1. Implemented with a convolutional layer with a stride of 2: the image reduction caused by the convolution process is to extract features. The downsampling process is a process of information loss, and the pooling layer is not learnable. Using a learnable convolutional layer with a stride of 2 instead of pooling can achieve better results, but of course it also increases a certain amount of calculation.

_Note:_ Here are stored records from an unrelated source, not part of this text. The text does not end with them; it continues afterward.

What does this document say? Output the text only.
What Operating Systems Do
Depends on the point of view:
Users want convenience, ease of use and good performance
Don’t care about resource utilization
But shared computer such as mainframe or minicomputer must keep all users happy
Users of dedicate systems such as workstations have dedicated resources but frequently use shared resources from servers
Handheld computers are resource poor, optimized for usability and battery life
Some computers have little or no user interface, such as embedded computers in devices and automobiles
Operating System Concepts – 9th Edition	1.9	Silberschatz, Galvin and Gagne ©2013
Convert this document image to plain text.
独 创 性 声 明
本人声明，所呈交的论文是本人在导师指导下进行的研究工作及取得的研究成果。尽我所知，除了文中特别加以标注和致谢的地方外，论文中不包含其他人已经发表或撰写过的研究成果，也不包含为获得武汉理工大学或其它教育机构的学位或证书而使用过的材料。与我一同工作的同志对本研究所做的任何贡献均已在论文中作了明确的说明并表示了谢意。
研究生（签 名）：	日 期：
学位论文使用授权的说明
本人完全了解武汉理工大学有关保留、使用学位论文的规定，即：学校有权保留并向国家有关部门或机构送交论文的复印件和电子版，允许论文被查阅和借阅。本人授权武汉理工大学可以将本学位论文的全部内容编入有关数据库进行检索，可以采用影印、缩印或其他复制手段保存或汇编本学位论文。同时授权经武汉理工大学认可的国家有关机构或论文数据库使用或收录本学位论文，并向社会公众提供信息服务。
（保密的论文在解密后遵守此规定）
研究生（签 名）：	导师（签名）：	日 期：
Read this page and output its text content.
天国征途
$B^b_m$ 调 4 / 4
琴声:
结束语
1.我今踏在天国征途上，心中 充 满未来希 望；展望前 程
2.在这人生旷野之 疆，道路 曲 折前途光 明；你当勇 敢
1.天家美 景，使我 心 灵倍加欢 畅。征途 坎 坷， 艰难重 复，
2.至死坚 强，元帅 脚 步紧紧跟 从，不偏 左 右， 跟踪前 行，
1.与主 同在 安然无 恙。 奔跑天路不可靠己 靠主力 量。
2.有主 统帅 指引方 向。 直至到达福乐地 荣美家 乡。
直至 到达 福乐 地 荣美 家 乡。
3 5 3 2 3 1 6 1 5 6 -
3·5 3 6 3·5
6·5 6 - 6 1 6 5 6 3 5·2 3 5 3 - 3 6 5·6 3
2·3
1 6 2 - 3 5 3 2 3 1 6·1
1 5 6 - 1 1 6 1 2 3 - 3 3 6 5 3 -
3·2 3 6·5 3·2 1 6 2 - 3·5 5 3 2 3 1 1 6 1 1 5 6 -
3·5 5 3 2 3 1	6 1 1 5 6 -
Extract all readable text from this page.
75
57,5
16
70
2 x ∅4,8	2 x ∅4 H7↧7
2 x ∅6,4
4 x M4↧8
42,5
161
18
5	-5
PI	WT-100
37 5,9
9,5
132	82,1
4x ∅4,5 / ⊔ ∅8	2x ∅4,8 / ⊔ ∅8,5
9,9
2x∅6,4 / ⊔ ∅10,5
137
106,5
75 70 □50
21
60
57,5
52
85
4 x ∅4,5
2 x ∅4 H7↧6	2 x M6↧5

2. Implemented with a pooling layer with a stride of 2: Pooling downsampling is to reduce the dimensionality of features. Such as Max-pooling and Average-pooling, currently Max-pooling is usually used because it is simple to calculate and can better preserve texture features.

accomplish

The complete code is in DDIM/models/diffusion.py

class Upsample(nn.Module):
    def __init__(self, in_channels, with_conv):
        super().__init__()
        self.with_conv = with_conv
        if self.with_conv:
            self.conv = torch.nn.Conv2d(in_channels,
                                        in_channels,
                                        kernel_size=3,
                                        stride=1,
                                        padding=1)

    def forward(self, x):
        x = torch.nn.functional.interpolate(
            x, scale_factor=2.0, mode="nearest")
        if self.with_conv:
            x = self.conv(x)
        return x


class Downsample(nn.Module):
    def __init__(self, in_channels, with_conv):
        super().__init__()
        self.with_conv = with_conv
        if self.with_conv:
            # no asymmetric padding in torch conv, must do it ourselves
            self.conv = torch.nn.Conv2d(in_channels,
                                        in_channels,
                                        kernel_size=3,
                                        stride=2,
                                        padding=0)

    def forward(self, x):
        if self.with_conv:
            pad = (0, 1, 0, 1)
            x = torch.nn.functional.pad(x, pad, mode="constant", value=0)
            x = self.conv(x)
        else:
            x = torch.nn.functional.avg_pool2d(x, kernel_size=2, stride=2)
        return x

upsampling

Interpolate means interpolation

 x = torch.nn.functional.interpolate(
            x, scale_factor=2.0, mode="nearest")

def interpolate(

​ input: Any,
​ size: Any | None = …,
​ scale_factor: Any | None = …,
​ mode: str = …,
​ align_corners: Any | None = …,
​ recompute_scale_factor: Any | None = …,
​ antialias: bool = …) -> None

parameter:

  • input ( Tensor ) – input tensor.

  • size (int or Tuple*[int] or* Tuple*[int,* int] or Tuple*[int,* int, int]) –输出大小。

  • scale_factor ( float or Tuple *[ float ]*) – Specifies how many times the output is the input. If the input is a tuple, it should also be specified as a tuple type.

    • Note: size and scale_factor can specify one
  • mode (str) – 可使用的上采样算法,有'nearest', 'linear', 'bilinear', 'bicubic' , 'trilinear'和'area'. 默认使用'nearest'。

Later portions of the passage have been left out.